Dow-Futures und Wall-Street-Indizes erlebten am Mittwoch einen turbulenten Tag, als globale Märkte sich von einem scharfen Verkaufsverlust erholten, der durch die sich verschärfenden US-Iran-Konflikte in Nahost ausgelöst wurde. Ölpreise stiegen aufgrund von Angst vor Lieferengpässen, während asiatische Tech-Aktien unter starken Verlusten leiden mussten, was die Unsicherheit auf globalen Finanzmärkten verstärkte.
Ölpreissteigerung verursacht Marktvibrierungen
Brent-Rohöl kletterte um etwa 3,3 % auf 84,07 Dollar pro Barrel, während US-West-Texas-Intermediate (WTI) um etwa 3 % auf 76,80 Dollar pro Barrel stieg. Der Anstieg der Energiepreise verschärfte Bedenken hinsichtlich der Inflation und hielt Wall-Street-Futures weiterhin niedrig. Dow-Futures sanken zuletzt um 0,3 %, und der S&P 500 lag für die Woche noch immer knapp unter 1 %.
Der Anstieg der Ölpreise zwang Investoren, ihre Risikobereitschaft neu zu bewerten, insbesondere da Energiekosten über einen längeren Zeitraum hoch bleiben. Händler beobachten besonders genau die Unternehmensgewinnaussichten und wirtschaftlichen Daten, um zu erkennen, wann die Risikobereitschaft zurückkehren könnte. In Nordamerika zeigten Futures für indizes mit hohem Rohstoffanteil kleine Gewinne, da Rohstoffpreise stiegen, während ausgewählte Gewinnaussichten Aufmerksamkeit auf Wall Street erregten.

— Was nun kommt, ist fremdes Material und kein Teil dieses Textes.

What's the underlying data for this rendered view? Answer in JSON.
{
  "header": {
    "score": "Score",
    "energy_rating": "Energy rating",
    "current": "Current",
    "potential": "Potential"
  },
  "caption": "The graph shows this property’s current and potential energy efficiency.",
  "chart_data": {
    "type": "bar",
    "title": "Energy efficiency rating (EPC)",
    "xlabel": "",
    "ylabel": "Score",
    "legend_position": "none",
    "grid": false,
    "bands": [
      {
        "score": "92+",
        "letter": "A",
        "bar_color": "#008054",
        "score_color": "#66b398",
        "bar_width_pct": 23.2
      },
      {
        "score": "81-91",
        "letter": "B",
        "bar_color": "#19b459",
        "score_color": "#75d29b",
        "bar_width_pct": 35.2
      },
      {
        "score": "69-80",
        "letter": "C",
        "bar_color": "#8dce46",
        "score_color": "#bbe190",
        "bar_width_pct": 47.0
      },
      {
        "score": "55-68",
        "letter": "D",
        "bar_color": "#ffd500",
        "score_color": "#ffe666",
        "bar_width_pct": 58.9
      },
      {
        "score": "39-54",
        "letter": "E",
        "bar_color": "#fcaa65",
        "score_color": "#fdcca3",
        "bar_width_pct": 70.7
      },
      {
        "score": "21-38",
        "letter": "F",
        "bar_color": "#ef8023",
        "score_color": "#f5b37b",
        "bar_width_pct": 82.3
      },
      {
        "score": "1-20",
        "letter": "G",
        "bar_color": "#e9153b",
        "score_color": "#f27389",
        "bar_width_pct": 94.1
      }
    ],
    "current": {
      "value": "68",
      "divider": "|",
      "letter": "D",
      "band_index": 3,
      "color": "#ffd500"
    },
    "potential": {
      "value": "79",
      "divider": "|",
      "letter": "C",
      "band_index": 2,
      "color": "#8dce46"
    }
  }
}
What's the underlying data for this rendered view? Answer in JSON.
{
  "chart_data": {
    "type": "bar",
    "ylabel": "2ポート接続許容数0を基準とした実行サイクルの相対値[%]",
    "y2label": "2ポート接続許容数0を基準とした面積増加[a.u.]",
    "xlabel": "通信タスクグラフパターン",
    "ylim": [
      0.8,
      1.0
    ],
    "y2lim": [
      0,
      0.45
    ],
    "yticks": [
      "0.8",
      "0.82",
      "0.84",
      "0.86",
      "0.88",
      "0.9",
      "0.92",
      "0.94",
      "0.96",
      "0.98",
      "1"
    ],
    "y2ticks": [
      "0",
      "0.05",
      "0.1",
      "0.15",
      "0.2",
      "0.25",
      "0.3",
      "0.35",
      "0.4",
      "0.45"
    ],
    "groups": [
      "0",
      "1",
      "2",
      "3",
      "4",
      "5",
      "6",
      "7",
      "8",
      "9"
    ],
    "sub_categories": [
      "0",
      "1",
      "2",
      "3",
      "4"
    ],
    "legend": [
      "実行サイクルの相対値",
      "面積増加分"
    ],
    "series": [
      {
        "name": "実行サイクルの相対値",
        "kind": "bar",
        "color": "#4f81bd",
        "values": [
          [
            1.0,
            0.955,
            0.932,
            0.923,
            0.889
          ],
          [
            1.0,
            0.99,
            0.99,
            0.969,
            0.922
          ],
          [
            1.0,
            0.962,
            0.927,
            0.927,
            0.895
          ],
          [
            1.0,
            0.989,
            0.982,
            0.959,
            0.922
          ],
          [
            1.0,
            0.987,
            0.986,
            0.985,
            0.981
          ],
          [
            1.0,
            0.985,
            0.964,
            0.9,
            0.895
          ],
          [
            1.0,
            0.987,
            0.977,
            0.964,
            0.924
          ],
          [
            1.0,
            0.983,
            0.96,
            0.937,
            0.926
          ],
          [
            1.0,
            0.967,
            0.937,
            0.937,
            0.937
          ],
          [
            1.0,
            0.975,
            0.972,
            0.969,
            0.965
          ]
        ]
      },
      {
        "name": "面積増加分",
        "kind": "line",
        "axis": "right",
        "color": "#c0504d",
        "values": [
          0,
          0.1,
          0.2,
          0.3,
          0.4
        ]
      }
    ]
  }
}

Asiatische Tech-Aktien erleiden Rekordverluste
Asien trug den größten Teil des Marktschocks, als der Leitindex Südkoreas auf Rekordtiefststände fiel und Handelspausen ausgelöst wurden, während Investoren Aktien von Chipherstellern verkaufen. Die Angst war, dass ein langer Ölpreis-Schock die Zinssenkungen verzögern und die Inflation verschlimmern könnte. Der Nikkei in Japan fiel um etwa 3,6 %, während der taiwanische Aktienmarkt um 4,3 % einbrach. Märkte im gesamten Gebiet verzeichneten starke Rückgänge, da Händler aus Halbleiterpositionen flohen, die in den letzten Monaten zu den heißesten Wetten gehörten.
Der Verkaufsverlust breitete sich auf verschiedene Vermögensklassen aus, wobei der Rückgang in einem Markt in andere überging, während die Teilnehmer ihre Portfolios neu ausrichteten. Selbst traditionelle sichere Havens erlebten starke Preisschwankungen, wobei Gold um mehr als 4 % fiel, bevor es am Mittwoch um etwa 1,5 % wieder anstieg.
Marktexperten betonen Konflikt als Haupttreiber
Experten und Marktanalysten weisen auf den Nahost-Konflikt als Haupttreiber der jüngsten Marktbewegungen hin. Kelvin Wong, ein Senior-Marktanalyst bei OANDA, erklärte: „Der primäre kurzfristige Treiber für Ölpreise bleibt der US-Iran-Konflikt.“
David Solomon, Chef von Goldman Sachs, warnte, dass es „ein paar Wochen“ dauern könnte, bis Märkte den Einfluss der US-gelisteten militärischen Operation verarbeiten. Währenddessen bestätigte Brad Cooper, Kommandant des US-Zentralkommandos, dass „kein einziges iranisches Schiff im Persischen Golf, im Hormuzschlucht oder im Oman-Golf unterwegs ist.“
Präsident Donald Trump versprach, dass die US-Marine „so bald wie möglich“ Tanker durch den Hormuzschlucht eskortieren werde und sich verpflichtete, den „FREIEN VERKEHR VON ENERGIE IN DIE WELT“ sicherzustellen.
Ausblick: Händler werden die kommenden wirtschaftlichen Daten genau beobachten, um neue Hinweise zur Zinserwartung zu erhalten. Sie werden auch Ölpreisbewegungen und Schifffahrtstätigkeit durch den Hormuzschlucht überwachen. Märkte könnten weiterhin volatil bleiben, da Angst vor Energieversorgungsengpässen und geopolitische Entwicklungen weiterhin bestehen. Dow-Futures werden wahrscheinlich täglich zu den Nachrichten und dem Tempo von Eskalation oder Stabilisierung in der Region folgen.
Marktteilnehmer erwarten weitere Sitzungen mit ungleichmäßigen Leistungen, während Europa pausiert, Asien schwere Verluste verarbeitet und nordamerikanische Märkte Gewinnaussichten und makroökonomische Daten am Mittwoch abwägen.